US presidential contest increases influence of Pakistani, Muslim voters

Published October 25, 2020
In this photo taken on January 29, 2017 people gather at Copley Square in Boston, Massachusetts to decry US President Donald Trump's sweeping executive order, which restricts refugees and travellers from seven Muslim-majority countries. — AFP
In this photo taken on January 29, 2017 people gather at Copley Square in Boston, Massachusetts to decry US President Donald Trump's sweeping executive order, which restricts refugees and travellers from seven Muslim-majority countries. — AFP

WASHINGTON: Five journalists of an American broadcasting service recently lost their jobs for publishing Democratic presidential candidate Joe Biden’s election message in Urdu.

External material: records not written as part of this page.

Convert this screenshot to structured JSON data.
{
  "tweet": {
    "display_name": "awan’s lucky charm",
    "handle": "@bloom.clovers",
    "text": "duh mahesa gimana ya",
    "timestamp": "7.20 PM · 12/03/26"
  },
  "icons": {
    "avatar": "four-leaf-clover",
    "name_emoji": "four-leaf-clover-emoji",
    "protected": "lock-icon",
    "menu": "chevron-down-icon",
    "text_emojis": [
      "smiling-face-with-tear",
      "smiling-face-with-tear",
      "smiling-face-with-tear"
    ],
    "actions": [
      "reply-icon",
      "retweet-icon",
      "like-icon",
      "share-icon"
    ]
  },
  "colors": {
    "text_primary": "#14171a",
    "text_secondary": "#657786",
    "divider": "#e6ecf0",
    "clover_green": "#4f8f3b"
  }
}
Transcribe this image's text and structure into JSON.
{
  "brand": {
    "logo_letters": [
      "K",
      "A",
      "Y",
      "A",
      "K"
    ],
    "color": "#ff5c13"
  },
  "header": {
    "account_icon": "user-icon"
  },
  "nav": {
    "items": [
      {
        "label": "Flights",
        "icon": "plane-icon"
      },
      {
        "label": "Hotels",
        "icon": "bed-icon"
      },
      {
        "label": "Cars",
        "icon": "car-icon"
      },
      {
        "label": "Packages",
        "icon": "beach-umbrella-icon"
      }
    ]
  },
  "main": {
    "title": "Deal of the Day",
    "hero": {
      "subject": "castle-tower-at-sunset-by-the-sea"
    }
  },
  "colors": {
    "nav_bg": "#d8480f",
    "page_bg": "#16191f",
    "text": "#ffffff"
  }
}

Normally, such deviations would have been ignored but the 2020 elections are different. A close contest between President Donald Trump and Mr Biden means that all votes count, even that of Pakistanis, the single largest country group within America’s 3.45 million Muslims. The Pakistani community includes thousands of professionals — particularly physicians – and this gives them an influence much larger than their size. This also explains why the Trump administration reacted so strongly to Voice Of America’s Urdu message.

Pakistani and other Muslim voters are concentrated in key swing and battleground states, such as Michigan, Florida, Wisconsin and Pennsylvania. Two of these states — Michigan and Wisconsin — changed from blue to red (Republican) in 2016.

In 2016, Democrats lost Michigan by less than 20,000 votes. The state has more than 100,000 Muslim voters who can help the Democrats take it back, as those in other key states can too. This will ensure that Mr Biden gets 270 of the 435 electoral votes he needs for the White House.

So, they have a clear message for Muslims. If elected, Mr Biden will “prioritise issues affecting American Muslims, protect their constitutional and civil rights and will honor the diversity of Muslim-American communities”, says a group that identifies itself as “Muslims for Biden”.

Five VOA journalists lose jobs for publishing Biden’s message in Urdu

But a recent survey by the Institute for Social Policy and Understanding says that Muslim support for President Trump nearly doubled in 2020 compared with a year ago, with 30 per cent of Muslims willing to vote for him.

Another survey by the Council on American-Islamic Relations reports that American Muslims’ support for the Democratic Party fell by 12pc since 2018, while the Republican Party gained 2pc.

Yet, both surveyors acknowledge that Muslims appear to be the religious group least likely to support Mr Trump in 2020. Jewish Americans came in as the second least likely, with only 34pc favouring the president. The only group that showed less support for the president than Muslims was Americans who are unaffiliated with any faith, 23pc.

Mr Biden re-emphasized his message for Muslims in the final US presidential debate on Thursday night, saying that President Trump has “banned Muslims” from coming to the United States because “they are Muslims”.

In July, Mr Biden told Million Muslim Votes Summit that if elected, “I will end the Muslim ban on day one. Day one. And I will work with Congress to pass hate crimes legislation” to prevent future actions.

One of Mr Trump’s first actions as president in 2017 was to suspend entry to the United States of travelers from seven majority Muslim nations.

There are about 23m immigrant voters this year against a total of nearly 240m eligible voters. Of these, only 1m are Muslims — not a large number but when compared with voting patterns, this becomes a significant bloc.

In 2016, only 55.5pc voters used their right to elect. Even if the expected 60pc cast their votes this year, the total would still be 144m. This gives 23m immigrant voters, including Muslims, a deciding role in the 2020 election.